In short, on a daily paper in a mid-sized city in the Canadian prairies, there was a specialty writer for every species of arts and entertainment— many on staff as full-time employees, with an orbit of busy freelancers. And “local” coverage — shows, events, artists,  perspectives on movies or books from the big wide world —  wasn’t just some sort of marketing slogan like “world-class.”

To boot, there was a competing daily, the Sun, with its own entertainment staff, along with, over the years, a plethora of weekly papers that provided arts coverage (Vue Weekly, one of the few remaining, breathed its last this month). 

It’s not just some wallow in then-and-now Our Town nostalgia to say that those days have vanished into the mists. By the time I left my job at the Journal two years ago, to launch myself into the online world with the theatre website 12thnight.ca, I was the last full-time designated theatre writer in the Postmedia chain across the country. The entertainment “department” at the Journal by then was down to a couple of full-time writers, a half-time writer, a dwindling orbit of freelancers enabled to write less and less frequently.

Postmedia’s continuing staff reductions, the push to general reporting and annotated listings in entertainment writing, the shrinkage in local coverage to a couple of sections a week (a scenario duplicated in the online editions) … it was a gradual but dramatic retreat by traditional media from arts coverage. And as we’ve all noticed, whenever there are cuts to be made, whether in newsrooms or governments, the arts are always targeted first. For “local,” you need people. And live theatre is nothing if not of the place.
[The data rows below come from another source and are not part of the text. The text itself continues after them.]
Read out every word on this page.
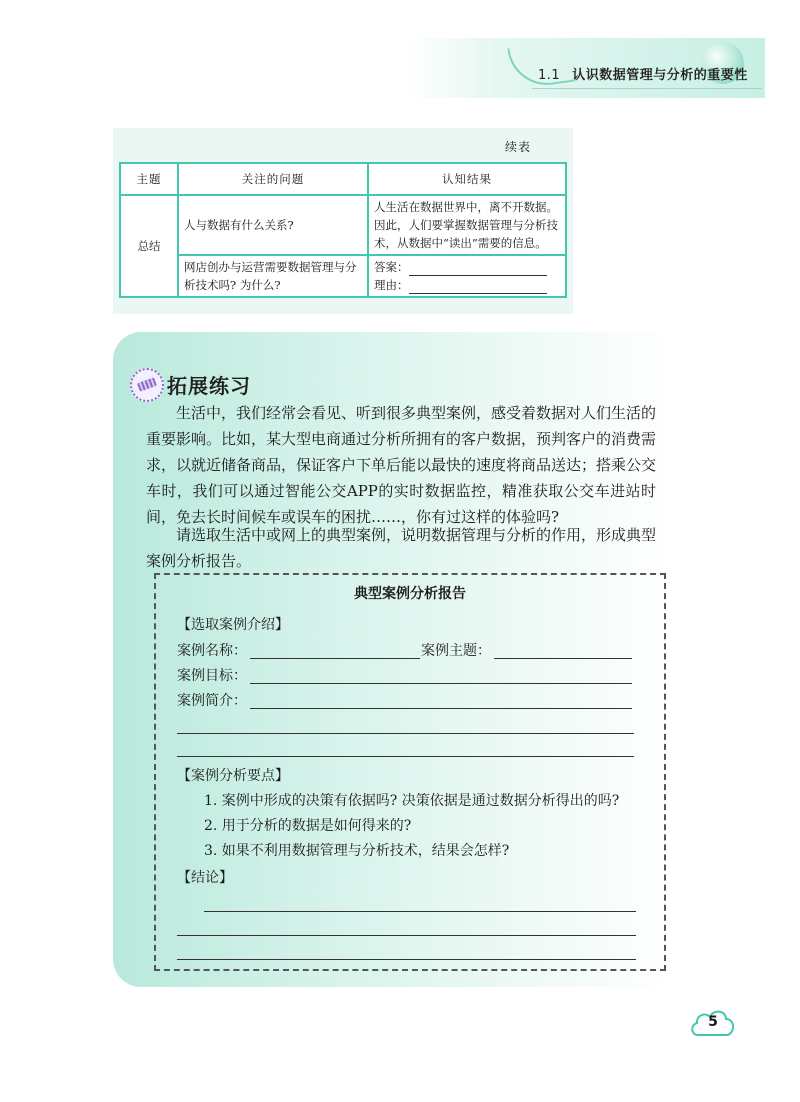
1.1 认识数据管理与分析的重要性
续表
主题	关注的问题	认知结果
总结	人与数据有什么关系?	人生活在数据世界中，离不开数据。因此，人们要掌握数据管理与分析技术，从数据中“读出”需要的信息。
	网店创办与运营需要数据管理与分析技术吗? 为什么?	答案：
理由：
拓展练习

生活中，我们经常会看见、听到很多典型案例，感受着数据对人们生活的重要影响。比如，某大型电商通过分析所拥有的客户数据，预判客户的消费需求，以就近储备商品，保证客户下单后能以最快的速度将商品送达；搭乘公交车时，我们可以通过智能公交APP的实时数据监控，精准获取公交车进站时间，免去长时间候车或误车的困扰……，你有过这样的体验吗?

请选取生活中或网上的典型案例，说明数据管理与分析的作用，形成典型案例分析报告。

典型案例分析报告
【选取案例介绍】
案例名称：	案例主题：
案例目标：
案例简介：
【案例分析要点】
1. 案例中形成的决策有依据吗? 决策依据是通过数据分析得出的吗?
2. 用于分析的数据是如何得来的?
3. 如果不利用数据管理与分析技术，结果会怎样?
【结论】
5
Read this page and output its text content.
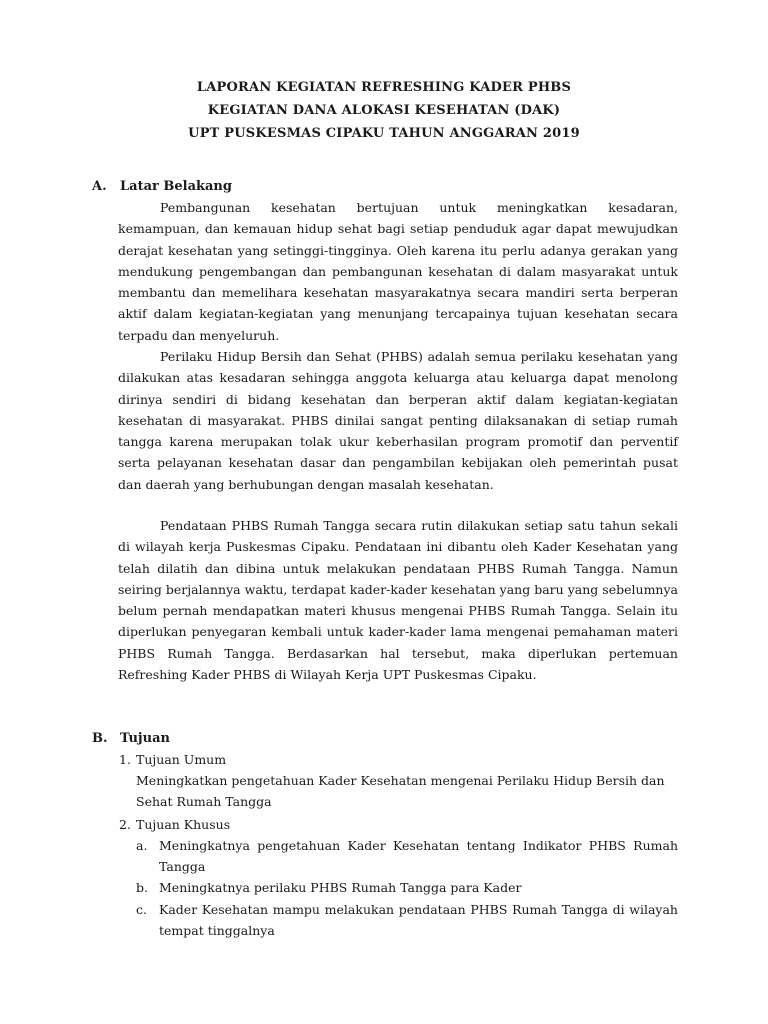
LAPORAN KEGIATAN REFRESHING KADER PHBS
KEGIATAN DANA ALOKASI KESEHATAN (DAK)
UPT PUSKESMAS CIPAKU TAHUN ANGGARAN 2019
A. Latar Belakang

Pembangunan kesehatan bertujuan untuk meningkatkan kesadaran, kemampuan, dan kemauan hidup sehat bagi setiap penduduk agar dapat mewujudkan derajat kesehatan yang setinggi-tingginya. Oleh karena itu perlu adanya gerakan yang mendukung pengembangan dan pembangunan kesehatan di dalam masyarakat untuk membantu dan memelihara kesehatan masyarakatnya secara mandiri serta berperan aktif dalam kegiatan-kegiatan yang menunjang tercapainya tujuan kesehatan secara terpadu dan menyeluruh.

Perilaku Hidup Bersih dan Sehat (PHBS) adalah semua perilaku kesehatan yang dilakukan atas kesadaran sehingga anggota keluarga atau keluarga dapat menolong dirinya sendiri di bidang kesehatan dan berperan aktif dalam kegiatan-kegiatan kesehatan di masyarakat. PHBS dinilai sangat penting dilaksanakan di setiap rumah tangga karena merupakan tolak ukur keberhasilan program promotif dan perventif serta pelayanan kesehatan dasar dan pengambilan kebijakan oleh pemerintah pusat dan daerah yang berhubungan dengan masalah kesehatan.

Pendataan PHBS Rumah Tangga secara rutin dilakukan setiap satu tahun sekali di wilayah kerja Puskesmas Cipaku. Pendataan ini dibantu oleh Kader Kesehatan yang telah dilatih dan dibina untuk melakukan pendataan PHBS Rumah Tangga. Namun seiring berjalannya waktu, terdapat kader-kader kesehatan yang baru yang sebelumnya belum pernah mendapatkan materi khusus mengenai PHBS Rumah Tangga. Selain itu diperlukan penyegaran kembali untuk kader-kader lama mengenai pemahaman materi PHBS Rumah Tangga. Berdasarkan hal tersebut, maka diperlukan pertemuan Refreshing Kader PHBS di Wilayah Kerja UPT Puskesmas Cipaku.

B. Tujuan
1. Tujuan Umum

Meningkatkan pengetahuan Kader Kesehatan mengenai Perilaku Hidup Bersih dan Sehat Rumah Tangga

2. Tujuan Khusus
a. Meningkatnya pengetahuan Kader Kesehatan tentang Indikator PHBS Rumah Tangga

b. Meningkatnya perilaku PHBS Rumah Tangga para Kader

c. Kader Kesehatan mampu melakukan pendataan PHBS Rumah Tangga di wilayah tempat tinggalnya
It signalled the demise of exclusive beats like mine, and with it the continuity of point of view in reviews. And at the same time, theatre, arguably Edmonton’s leading and liveliest, most ingenious arts industry — which had dreamed up this city’s best-ever idea and exported it (you guessed! the Fringe!) — was expanding, taking risks, applying its creative drive and smarts in new and different ways.

Edmonton has become, after all, a bona fide theatre town. There’s a dazzling amount and variety to see and write about. For me, a website like 12thnight.ca was an impulse to do the full-time theatre writing — the reviews, feature stories, interviews I’d always done — I’d always done, all online. 
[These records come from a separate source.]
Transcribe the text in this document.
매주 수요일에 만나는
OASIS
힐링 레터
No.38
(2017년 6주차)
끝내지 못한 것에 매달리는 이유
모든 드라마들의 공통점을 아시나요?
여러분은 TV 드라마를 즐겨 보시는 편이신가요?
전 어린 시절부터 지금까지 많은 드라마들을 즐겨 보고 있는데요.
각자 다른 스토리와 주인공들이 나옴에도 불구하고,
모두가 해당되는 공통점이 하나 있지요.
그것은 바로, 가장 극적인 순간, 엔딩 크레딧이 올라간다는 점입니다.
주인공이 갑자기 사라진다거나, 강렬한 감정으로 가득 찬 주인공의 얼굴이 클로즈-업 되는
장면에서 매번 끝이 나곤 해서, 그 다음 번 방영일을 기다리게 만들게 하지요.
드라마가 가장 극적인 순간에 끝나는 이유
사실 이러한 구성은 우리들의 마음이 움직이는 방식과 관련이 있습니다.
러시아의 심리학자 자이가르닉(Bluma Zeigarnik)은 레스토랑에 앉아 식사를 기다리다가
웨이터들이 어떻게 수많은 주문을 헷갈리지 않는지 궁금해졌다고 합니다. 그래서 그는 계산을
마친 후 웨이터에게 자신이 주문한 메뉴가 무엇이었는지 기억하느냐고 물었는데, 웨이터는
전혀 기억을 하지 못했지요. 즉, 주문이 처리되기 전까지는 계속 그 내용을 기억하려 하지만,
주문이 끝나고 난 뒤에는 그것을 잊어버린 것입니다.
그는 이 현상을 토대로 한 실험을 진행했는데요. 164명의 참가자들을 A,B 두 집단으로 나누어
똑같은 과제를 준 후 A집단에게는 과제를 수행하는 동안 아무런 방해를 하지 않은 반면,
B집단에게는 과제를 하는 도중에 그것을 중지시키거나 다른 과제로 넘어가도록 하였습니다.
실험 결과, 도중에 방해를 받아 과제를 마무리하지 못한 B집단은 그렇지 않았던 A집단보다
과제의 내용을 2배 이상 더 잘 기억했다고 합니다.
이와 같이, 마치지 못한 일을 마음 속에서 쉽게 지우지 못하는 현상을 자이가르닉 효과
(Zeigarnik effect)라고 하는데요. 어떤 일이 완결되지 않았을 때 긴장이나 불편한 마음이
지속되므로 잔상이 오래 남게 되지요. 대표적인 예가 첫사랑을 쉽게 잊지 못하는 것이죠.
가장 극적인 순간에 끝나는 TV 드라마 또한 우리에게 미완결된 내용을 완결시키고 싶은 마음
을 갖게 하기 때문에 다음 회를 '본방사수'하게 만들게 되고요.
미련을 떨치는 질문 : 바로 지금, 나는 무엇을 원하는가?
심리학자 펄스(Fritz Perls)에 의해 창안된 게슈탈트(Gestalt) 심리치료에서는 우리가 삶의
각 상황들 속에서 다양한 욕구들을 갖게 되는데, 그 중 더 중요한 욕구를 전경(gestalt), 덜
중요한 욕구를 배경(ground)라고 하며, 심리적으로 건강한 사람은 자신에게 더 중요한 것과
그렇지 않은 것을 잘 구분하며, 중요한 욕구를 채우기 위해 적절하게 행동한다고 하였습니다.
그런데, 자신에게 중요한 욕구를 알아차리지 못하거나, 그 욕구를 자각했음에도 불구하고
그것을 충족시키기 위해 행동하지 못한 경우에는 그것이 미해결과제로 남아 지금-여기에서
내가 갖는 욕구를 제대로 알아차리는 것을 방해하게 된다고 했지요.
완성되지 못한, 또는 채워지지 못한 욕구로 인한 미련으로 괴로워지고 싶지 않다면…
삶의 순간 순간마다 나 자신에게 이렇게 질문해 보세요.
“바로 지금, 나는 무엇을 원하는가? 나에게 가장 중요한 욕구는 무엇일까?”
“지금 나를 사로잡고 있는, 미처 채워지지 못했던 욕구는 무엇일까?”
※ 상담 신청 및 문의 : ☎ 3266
And that online landscape, fuelled by Facebook, Twitter and the rest,  would seem at a glance to be where the action is. As a democratic forum for sharing enthusiasm, approval, free publicity, event announcements, invitations, it’s expansive, useful, even fascinating.

Theatre, after all, is all about the combustible relationship between artists and their audiences. And since the discussing has always seemed like an indispensable part of the theatre-going — which is the true agenda of reviewing — the more perspectives the better.
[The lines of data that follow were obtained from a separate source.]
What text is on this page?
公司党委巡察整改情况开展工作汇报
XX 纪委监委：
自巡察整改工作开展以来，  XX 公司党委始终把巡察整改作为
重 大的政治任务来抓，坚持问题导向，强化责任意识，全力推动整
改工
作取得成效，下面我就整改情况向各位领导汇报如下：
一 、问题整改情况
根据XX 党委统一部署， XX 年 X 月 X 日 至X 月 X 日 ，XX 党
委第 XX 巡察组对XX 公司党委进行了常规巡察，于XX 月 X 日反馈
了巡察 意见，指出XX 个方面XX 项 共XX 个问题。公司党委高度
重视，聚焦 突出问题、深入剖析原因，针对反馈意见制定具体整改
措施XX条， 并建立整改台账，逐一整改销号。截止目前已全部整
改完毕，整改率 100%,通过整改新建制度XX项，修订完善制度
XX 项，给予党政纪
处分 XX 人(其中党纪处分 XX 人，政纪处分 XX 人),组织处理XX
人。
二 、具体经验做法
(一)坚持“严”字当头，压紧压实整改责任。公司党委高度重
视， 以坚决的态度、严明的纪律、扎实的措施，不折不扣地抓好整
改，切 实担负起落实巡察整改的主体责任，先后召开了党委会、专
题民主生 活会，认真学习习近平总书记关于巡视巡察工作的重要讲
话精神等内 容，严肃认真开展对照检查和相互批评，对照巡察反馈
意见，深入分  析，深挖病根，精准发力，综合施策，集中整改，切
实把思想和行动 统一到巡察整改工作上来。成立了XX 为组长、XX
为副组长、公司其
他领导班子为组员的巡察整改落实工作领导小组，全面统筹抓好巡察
But as a forum for arts criticism, the web seems have some limitations. For one thing, there’s sustainability. To support 12thnight.ca, where theatre coverage is free — which makes sense when you want to expand the theatre audience not restrict it — I’ve launched a Patreon campaign (www.patreon.com/12thnight) to gather small monthly pledges from individual readers to continue full-time theatre content.  

For another, there’s the question of criticism. Has the spectrum of perspectives actually broadened? “Share” or “Like” look pretty much like invitations to agree and approve.  And “like-minded” seems to mean “of a mind to really like.”

Curiously the amount of theatre criticism, reduced to bare-bones selectivity in the traditional media, doesn’t seem to have increased noticeably online. And this brave new world, a realm of universal access where everyone can be an expert and publish views on, well, anything, has turned out to be a more cautious place for the arts than we might have predicted. 

Do social media hits and shares merely gather those already in the fold, and give them dates and ticket prices? Is the theatre audience actually expanding from its home base? Remember the old joke about the New York Review of Each Other’s Books?

The tectonic plates have moved. And clearly there are benefits via the democratization that technology has wrought. But it remains to be seen what these changes will bring to arts journalism. I’m having a go at addressing them in my online theatre experiment.